The post-infective diseases we know are all T cell driven as far as I know.
 
Yes, I was going with the idea that higher efficacy is probably the explanation for the difference due to LLPCs persistently making antibodies so would seem to make more sense for an illness that can last for decades, and thus deleting SLPCs shouldn't do very much.
I can't claim to understand the comparison. Many autoimmune disease also last for decades if not a full lifetime and you can have efficacy of Rituximab.

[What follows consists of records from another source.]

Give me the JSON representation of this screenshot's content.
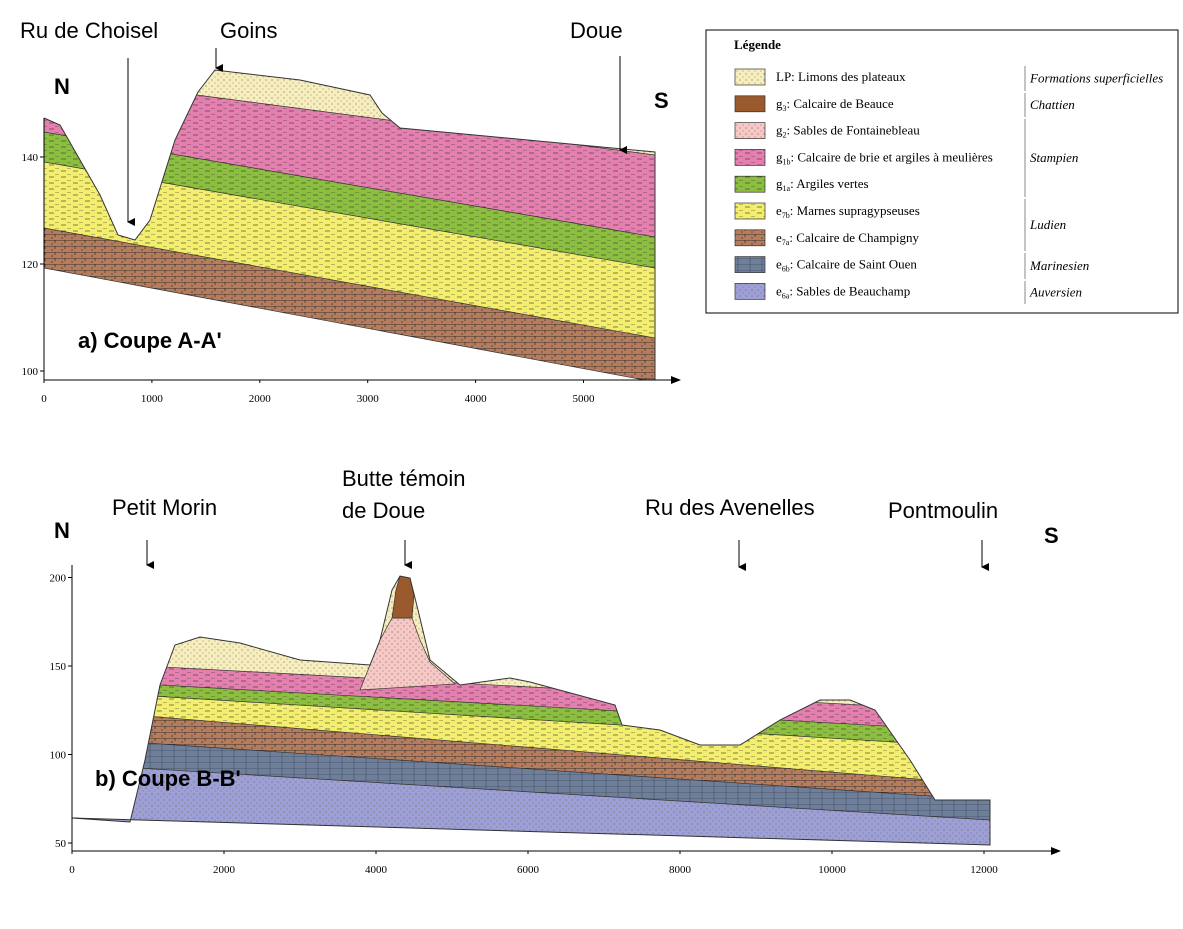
{
  "section_a": {
    "places": [
      [
        "Ru de Choisel"
      ],
      [
        "Goins"
      ],
      [
        "Doue"
      ]
    ],
    "north": "N",
    "south": "S",
    "title": "a) Coupe A-A'",
    "xticks": [
      0,
      1000,
      2000,
      3000,
      4000,
      5000
    ],
    "yticks": [
      100,
      120,
      140
    ]
  },
  "section_b": {
    "places": [
      [
        "Petit Morin"
      ],
      [
        "Butte témoin",
        "de Doue"
      ],
      [
        "Ru des Avenelles"
      ],
      [
        "Pontmoulin"
      ]
    ],
    "north": "N",
    "south": "S",
    "title": "b) Coupe B-B'",
    "xticks": [
      0,
      2000,
      4000,
      6000,
      8000,
      10000,
      12000
    ],
    "yticks": [
      50,
      100,
      150,
      200
    ]
  },
  "legend": {
    "title": "Légende",
    "items": [
      {
        "code": "LP",
        "label": ": Limons des plateaux"
      },
      {
        "code": "g",
        "sub": "3",
        "label": ": Calcaire de Beauce"
      },
      {
        "code": "g",
        "sub": "2",
        "label": ": Sables de Fontainebleau"
      },
      {
        "code": "g",
        "sub": "1b",
        "label": ": Calcaire de brie et argiles à meulières"
      },
      {
        "code": "g",
        "sub": "1a",
        "label": ": Argiles vertes"
      },
      {
        "code": "e",
        "sub": "7b",
        "label": ": Marnes supragypseuses"
      },
      {
        "code": "e",
        "sub": "7a",
        "label": ": Calcaire de Champigny"
      },
      {
        "code": "e",
        "sub": "6b",
        "label": ": Calcaire de Saint Ouen"
      },
      {
        "code": "e",
        "sub": "6a",
        "label": ": Sables de Beauchamp"
      }
    ],
    "stages": [
      "Formations superficielles",
      "Chattien",
      "Stampien",
      "Ludien",
      "Marinesien",
      "Auversien"
    ]
  }
}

The more practical problem will be that if the efficacy is so low that you'd need a study of thousands of patients or even more in an ideal environment, then you can not justify the risks in the first place and you will likely never be able to show efficacy in the first place due to practical problems (the NIH struggled recruiting just 20 patients rigorously, you would probably struggle to recruit that many people in the current ME/CFS world without ending up with a problematic cohort).

It is of note that instead of increasing their sample size Fluge and Mella have decreased their sample size for their upcoming study (but have made some other adaptations instead).
 
Your antibody levels may fade but if you have a booster they come up quickly because you have B and T cell memory reader to generate more plasma cells.
Right, if you have a booster. But if dara wiped out all LLPCs, would tetanus antibodies quickly be automatically re-made? If some wonky LLPCs got made when a person got a COVID infection and which cause ME/CFS, but without a persistent antigen, I wouldn't expect them to quickly be replaced if they got killed.